Setting up Single-Sign-On authentication
SSO is an authentication process that allows users to access multiple applications after signing in to a central Identity Provider. Snowplow supports SSO integration for the majority of identity providers.
Only system administrators can set up SSO for their company.
- SSO is available to customers on the Ascent & Summit tiers.
- Your identity provider must adhere to the OASIS SAML 2.0 protocol.
- All users of an SSO-enabled instance of Snowplow must authenticate through the identity provider.
How to enable SSO for your account
Setting up SSO for your account requires some information to be exchanged between you as the Identity Provider and Snowplow as the Service Provider.
Depending on your Identity Provider the information that is required is slightly different.
To enable SSO for Snowplow please contact your Customer Success representative or send a support ticket requesting SSO to be enabled. We will then work with you to exchange the relevant information and set up the SSO connection.
Which Identity Providers (IdPs) are supported?
Snowplow’s SSO capability enables connections with many IdPs, including:
- Active Directory/LDAP
- Azure Active Directory
- Azure Active Directory Native
- Google Workspace
- OpenID Connect
Note that because we can support OpenID Connect and SAML, it should be possible to support virtually any external Identity Provider that uses those standards.

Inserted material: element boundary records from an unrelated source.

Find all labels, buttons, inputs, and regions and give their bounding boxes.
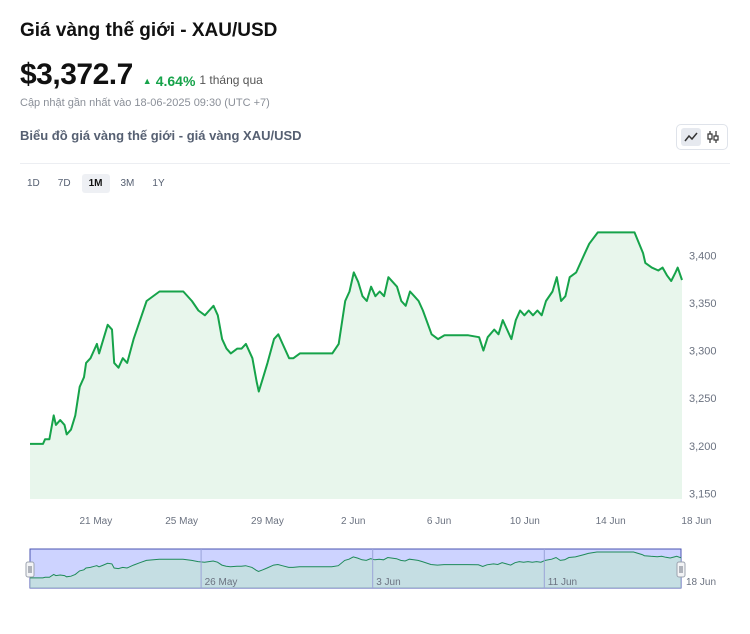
current-price: $3,372.7 bbox=[20, 58, 133, 91]
x-tick-label: 29 May bbox=[251, 516, 284, 527]
candlestick-icon bbox=[707, 131, 719, 143]
price-summary: $3,372.7 ▲ 4.64% 1 tháng qua bbox=[20, 58, 263, 92]
navigator-area bbox=[30, 552, 681, 588]
line-chart-button[interactable] bbox=[681, 128, 701, 146]
price-area bbox=[30, 232, 682, 499]
up-arrow-icon: ▲ bbox=[142, 76, 152, 86]
navigator-label: 3 Jun bbox=[376, 577, 400, 588]
navigator-left-handle[interactable] bbox=[25, 561, 35, 578]
x-tick-label: 18 Jun bbox=[681, 516, 711, 527]
navigator-label: 26 May bbox=[205, 577, 238, 588]
range-7d-button[interactable]: 7D bbox=[57, 178, 71, 189]
x-tick-label: 10 Jun bbox=[510, 516, 540, 527]
time-range-selector: 1D 7D 1M 3M 1Y bbox=[20, 174, 176, 193]
navigator-line bbox=[30, 551, 682, 579]
handle-grip bbox=[25, 561, 35, 578]
x-tick-label: 21 May bbox=[79, 516, 112, 527]
navigator: 26 May 3 Jun 11 Jun 18 Jun bbox=[25, 548, 716, 589]
page-title: Giá vàng thế giới - XAU/USD bbox=[20, 20, 278, 41]
y-tick-label: 3,300 bbox=[689, 346, 717, 358]
range-1y-button[interactable]: 1Y bbox=[152, 178, 165, 189]
main-plot: 3,150 3,200 3,250 3,300 3,350 3,400 21 May 25 M… bbox=[30, 231, 717, 527]
handle-grip bbox=[676, 561, 686, 578]
change-period: 1 tháng qua bbox=[199, 73, 263, 87]
chart-type-toggle bbox=[676, 124, 728, 150]
navigator-label: 11 Jun bbox=[548, 577, 577, 588]
range-1m-button[interactable]: 1M bbox=[81, 174, 110, 193]
navigator-label: 18 Jun bbox=[686, 577, 716, 588]
price-change-percent: 4.64% bbox=[155, 73, 196, 89]
x-tick-label: 2 Jun bbox=[341, 516, 365, 527]
x-tick-label: 6 Jun bbox=[427, 516, 451, 527]
y-tick-label: 3,250 bbox=[689, 393, 717, 405]
header-divider bbox=[20, 163, 730, 164]
x-tick-label: 14 Jun bbox=[596, 516, 626, 527]
y-tick-label: 3,400 bbox=[689, 250, 717, 262]
y-tick-label: 3,350 bbox=[689, 298, 717, 310]
candlestick-button[interactable] bbox=[703, 128, 723, 146]
y-tick-label: 3,200 bbox=[689, 441, 717, 453]
range-1d-button[interactable]: 1D bbox=[27, 178, 40, 189]
y-tick-label: 3,150 bbox=[689, 489, 717, 501]
chart-title: Biểu đồ giá vàng thế giới - giá vàng XAU… bbox=[20, 128, 302, 143]
x-tick-label: 25 May bbox=[165, 516, 198, 527]
range-3m-button[interactable]: 3M bbox=[120, 178, 135, 189]
navigator-right-handle[interactable] bbox=[676, 561, 686, 578]
price-line bbox=[30, 231, 683, 445]
last-updated: Cập nhật gần nhất vào 18-06-2025 09:30 (… bbox=[20, 97, 270, 109]
navigator-window bbox=[29, 548, 682, 589]
line-chart-icon bbox=[684, 132, 698, 142]
price-change: ▲ 4.64% bbox=[143, 73, 196, 89]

What information will you need from us?
This will differ depending on your Identity Provider, but typically will include information such as:
- Entity ID – the URL that identifies the identity provider issuing a SAML request, this will be specific to your identity provider.

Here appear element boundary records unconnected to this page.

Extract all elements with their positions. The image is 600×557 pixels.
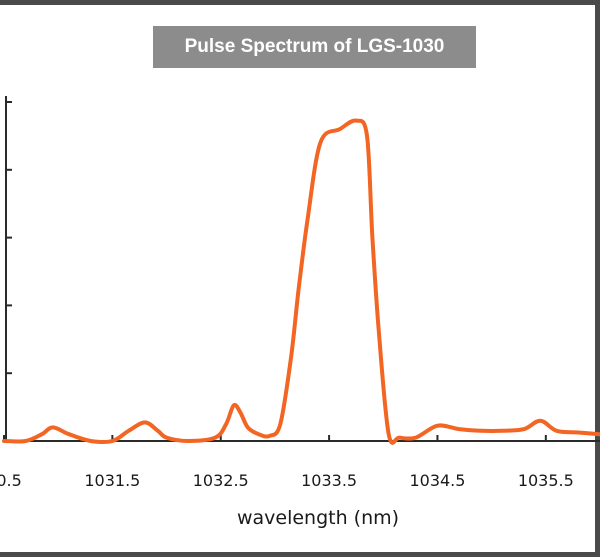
plot-area [2,118,600,445]
spectrum-series-line [2,118,600,445]
x-tick-label: 1031.5 [84,471,140,490]
x-tick-label: 1034.5 [409,471,465,490]
x-tick-label: 1032.5 [193,471,249,490]
x-tick-label: 1035.5 [518,471,574,490]
x-tick-label: 30.5 [0,471,22,490]
x-axis-label: wavelength (nm) [237,507,399,529]
x-tick-labels: 30.5 1031.5 1032.5 1033.5 1034.5 1035.5 [0,471,574,490]
chart-title: Pulse Spectrum of LGS-1030 [153,26,476,68]
x-tick-label: 1033.5 [301,471,357,490]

- Metadata URL – the URL that allows access to obtain SSO configuration data, this will be specific to your identity provider.
- Redirect Login URL – the URL where users in the company sign in to the identity provider.
- Security Certificate Fingerprint – the SHA-1 or SHA-256 fingerprint of the SAML certificate that can be obtained from your identity provider and allows us to create a secure connection.
- User information mapping – locations of information required by Snowplow console such as first name, last name and, optionally, job title.
What happens when SSO is enabled?
Adding new users
Snowplow supports just-in-time provisioning with SSO connections. When a user logs in for the first time, a corresponding user account with the same email is created in Snowplow.
A new user created via SSO will have a custom permissions set that allows them to view-only, as outlined below. This can then be edited by anyone with the Admin role on your account. For more details on setting user access, see [LINK](Setting User Permissions).
|User management||No access|
|Data structures||View access|
|Data models & jobs||View access|
|API keys||View access|
If a user already has a Snowplow account prior to SSO being enabled, the two accounts will be merged the users current permissions will be applied.
When SSO is enabled, anybody who signs into Snowplow Console with an email address that uses your specified domain will be authenticated via SSO and your Identity Provider.
Once SSO is enabled, users on your domain can no longer sign in with their old email address and password, or manage their personal details or password as these will all be managed within your Identity Provider.
If your company enables SSO, and later decides to disable it:
- Users who did not set up a password before SSO was enabled must click Reset password on the login page to obtain a password.
- Users who set up a password before SSO was enabled can login with their old username and password.